O cenário é desanimador, mas há soluções. O economista Lester Brown, presidente do Earth Policy Institute, em Washington, é um dos muitos a defender a “descarbonização” das economias. Em seu último livro, Plano B 4.0, ele afirma que custaria US$ 187 bilhões por ano – 13% do orçamento militar global – cortar 80% das emissões mundiais até 2020, estabilizar a população do planeta em 8 bilhões de pessoas, erradicar a pobreza e recuperar os sistemas naturais do solo, água, florestas, pastagens e estoques pesqueiros. “Ninguém pode argumentar que não temos os recursos para realizar a tarefa”, diz. “Esse dinheiro seria mais do que o adequado para recolocar o planeta no caminho do crescimento sustentável.”

Para tanto, prega uma reestruturação econômica e uma reforma tributária que tornem o mercado “ecologicamente honesto”, embutindo nos preços os custos indiretos das “externalidades”, isso é, os impactos sociais e ambientais dos produtos e serviços. Sua ideia é aliviar a taxação sobre a renda e o trabalho e aumentar os impostos sobre atividades destrutivas, como a queima de combustíveis fósseis. “O socialismo falhou por não deixar o mercado dizer a verdade econômica. O capitalismo pode entrar em colapso por não deixar o mercado dizer a verdade ecológica”, afirma Brown.

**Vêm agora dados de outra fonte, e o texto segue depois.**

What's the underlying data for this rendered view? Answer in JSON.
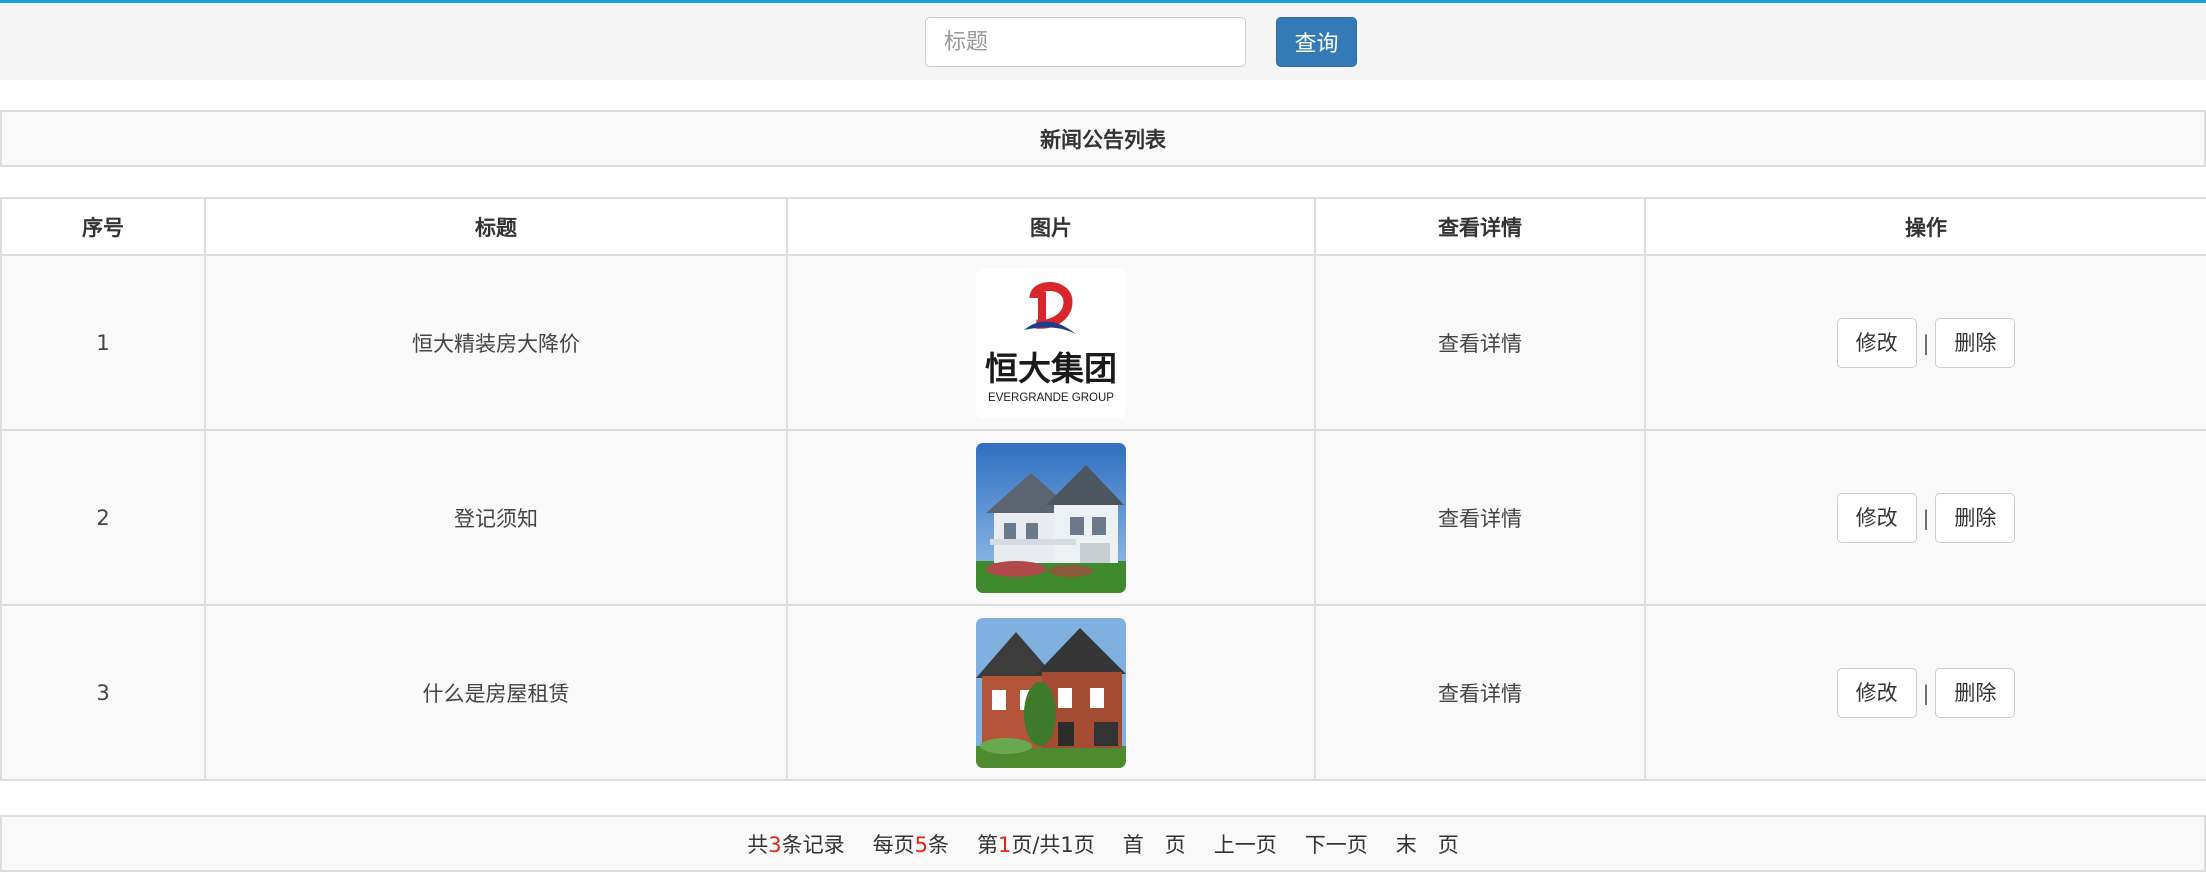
{
  "search": {
    "placeholder": "标题",
    "button_label": "查询"
  },
  "list_title": "新闻公告列表",
  "table": {
    "headers": [
      "序号",
      "标题",
      "图片",
      "查看详情",
      "操作"
    ],
    "rows": [
      {
        "index": "1",
        "title": "恒大精装房大降价",
        "image": "evergrande-logo",
        "logo_cn": "恒大集团",
        "logo_en": "EVERGRANDE GROUP",
        "detail": "查看详情",
        "edit": "修改",
        "sep": "|",
        "delete": "删除"
      },
      {
        "index": "2",
        "title": "登记须知",
        "image": "house-white-photo",
        "detail": "查看详情",
        "edit": "修改",
        "sep": "|",
        "delete": "删除"
      },
      {
        "index": "3",
        "title": "什么是房屋租赁",
        "image": "house-brick-photo",
        "detail": "查看详情",
        "edit": "修改",
        "sep": "|",
        "delete": "删除"
      }
    ]
  },
  "pager": {
    "total_prefix": "共",
    "total": "3",
    "total_suffix": "条记录",
    "per_page_prefix": "每页",
    "per_page": "5",
    "per_page_suffix": "条",
    "page_prefix": "第",
    "page": "1",
    "page_suffix": "页/共1页",
    "first": "首　页",
    "prev": "上一页",
    "next": "下一页",
    "last": "末　页"
  },
  "colors": {
    "accent": "#1e9fd8",
    "primary_button": "#337ab7",
    "highlight_number": "#e0251b"
  }
}
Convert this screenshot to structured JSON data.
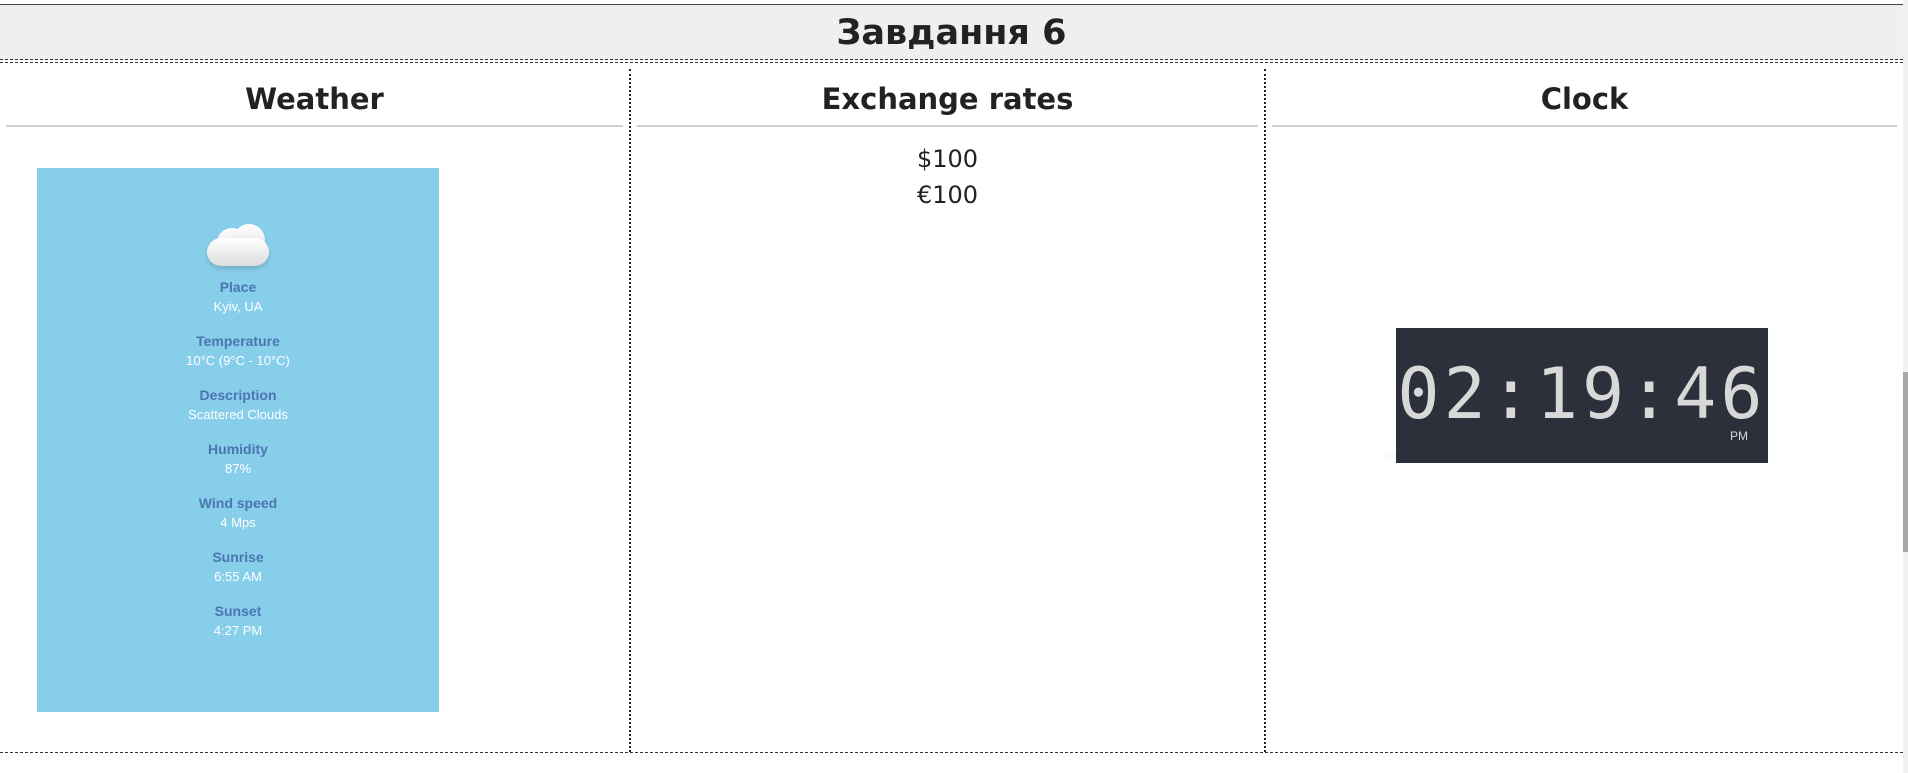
{
  "task": {
    "title": "Завдання 6"
  },
  "weather": {
    "title": "Weather",
    "icon": "cloud-icon",
    "fields": [
      {
        "label": "Place",
        "value": "Kyiv, UA"
      },
      {
        "label": "Temperature",
        "value": "10°C (9°C - 10°C)"
      },
      {
        "label": "Description",
        "value": "Scattered Clouds"
      },
      {
        "label": "Humidity",
        "value": "87%"
      },
      {
        "label": "Wind speed",
        "value": "4 Mps"
      },
      {
        "label": "Sunrise",
        "value": "6:55 AM"
      },
      {
        "label": "Sunset",
        "value": "4:27 PM"
      }
    ],
    "card_color": "#87ceeb",
    "label_color": "#4a76b0"
  },
  "rates": {
    "title": "Exchange rates",
    "items": [
      "$100",
      "€100"
    ]
  },
  "clock": {
    "title": "Clock",
    "time": "02:19:46",
    "ampm": "PM",
    "face_color": "#2b303a"
  }
}
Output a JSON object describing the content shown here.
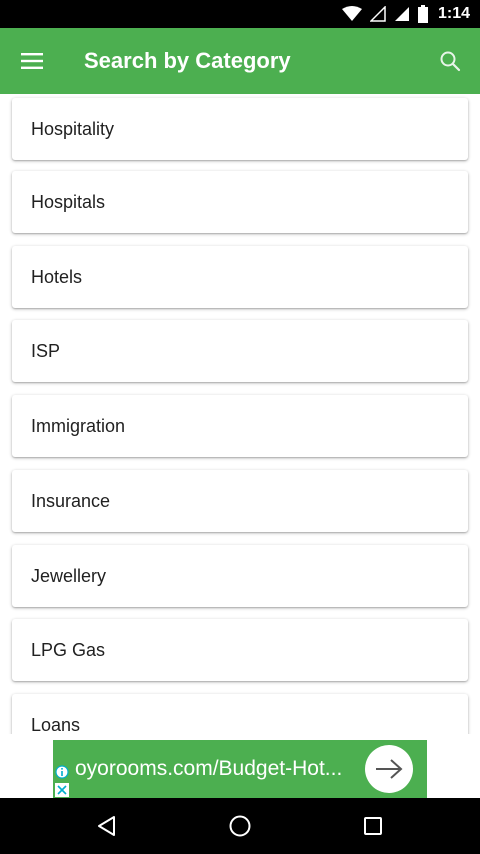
{
  "status_bar": {
    "time": "1:14"
  },
  "app_bar": {
    "title": "Search by Category",
    "menu_icon": "hamburger-menu-icon",
    "search_icon": "search-icon",
    "color": "#4caf50"
  },
  "categories": [
    "Hospitality",
    "Hospitals",
    "Hotels",
    "ISP",
    "Immigration",
    "Insurance",
    "Jewellery",
    "LPG Gas",
    "Loans"
  ],
  "ad": {
    "text": "oyorooms.com/Budget-Hot...",
    "arrow_icon": "arrow-right-icon",
    "info_icon": "info-icon",
    "close_icon": "close-icon"
  },
  "nav_bar": {
    "back_icon": "back-icon",
    "home_icon": "home-icon",
    "recents_icon": "recents-icon"
  }
}
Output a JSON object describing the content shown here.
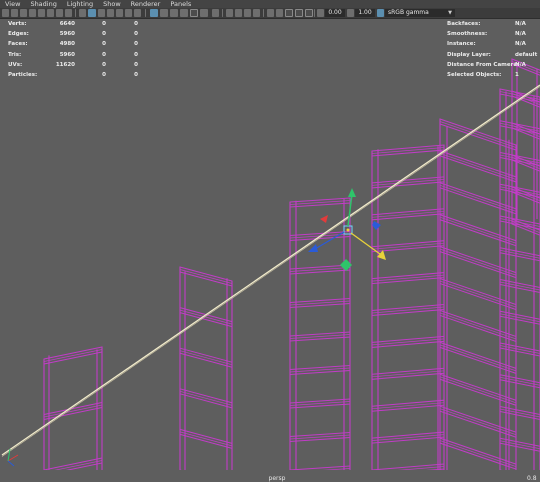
{
  "menu": [
    "View",
    "Shading",
    "Lighting",
    "Show",
    "Renderer",
    "Panels"
  ],
  "toolbar": {
    "exposure": "0.00",
    "gamma": "1.00",
    "color_space": "sRGB gamma"
  },
  "stats": [
    {
      "label": "Verts:",
      "values": [
        "6640",
        "0",
        "0"
      ]
    },
    {
      "label": "Edges:",
      "values": [
        "5960",
        "0",
        "0"
      ]
    },
    {
      "label": "Faces:",
      "values": [
        "4980",
        "0",
        "0"
      ]
    },
    {
      "label": "Tris:",
      "values": [
        "5960",
        "0",
        "0"
      ]
    },
    {
      "label": "UVs:",
      "values": [
        "11620",
        "0",
        "0"
      ]
    },
    {
      "label": "Particles:",
      "values": [
        "",
        "0",
        "0"
      ]
    }
  ],
  "info": [
    {
      "label": "Backfaces:",
      "value": "N/A"
    },
    {
      "label": "Smoothness:",
      "value": "N/A"
    },
    {
      "label": "Instance:",
      "value": "N/A"
    },
    {
      "label": "Display Layer:",
      "value": "default"
    },
    {
      "label": "Distance From Camera:",
      "value": "N/A"
    },
    {
      "label": "Selected Objects:",
      "value": "1"
    }
  ],
  "camera": "persp",
  "fps": "0.8",
  "colors": {
    "viewport_bg": "#5e5e5e",
    "wireframe": "#c23cc8",
    "curve": "#f2eccc",
    "gizmo_x": "#e23b3b",
    "gizmo_y": "#2ec46a",
    "gizmo_z": "#2a5bd8",
    "gizmo_center": "#e8d23a"
  }
}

Trata-se, portanto, de consertar a “falha” do sistema de preços que oculta o custo real dos produtos, uma falha “irracional, ineficaz e autodestrutiva”, segundo Brown. Um maço de cigarros, por exemplo, custa US$ 4 em Nova York, mas, para o Centro de Controle de Doenças do governo norte-americano, deveria custar US$ 10, a fim de cobrir o impacto das “externalidades”, isto é, os efeitos colaterais das despesas com doenças e perdas de produtividade no trabalho. O preço da gasolina, de US$ 3 por galão, deveria subir para pelo menos US$ 12, a fim de cobrir o custo das mudanças climáticas e do tratamento de doenças derivadas das emissões. “O custo da queima da gasolina é altíssimo, mas o mercado se apressa a afirmar que é barato, distorcendo brutalmente a estrutura da economia”, diz Brown.

Embutir o custo das externalidades nos preços não é tarefa simples. Talvez seja até mais difícil do que controlar o risco climático. Mas viver sobre seu impacto crescente não é sustentável.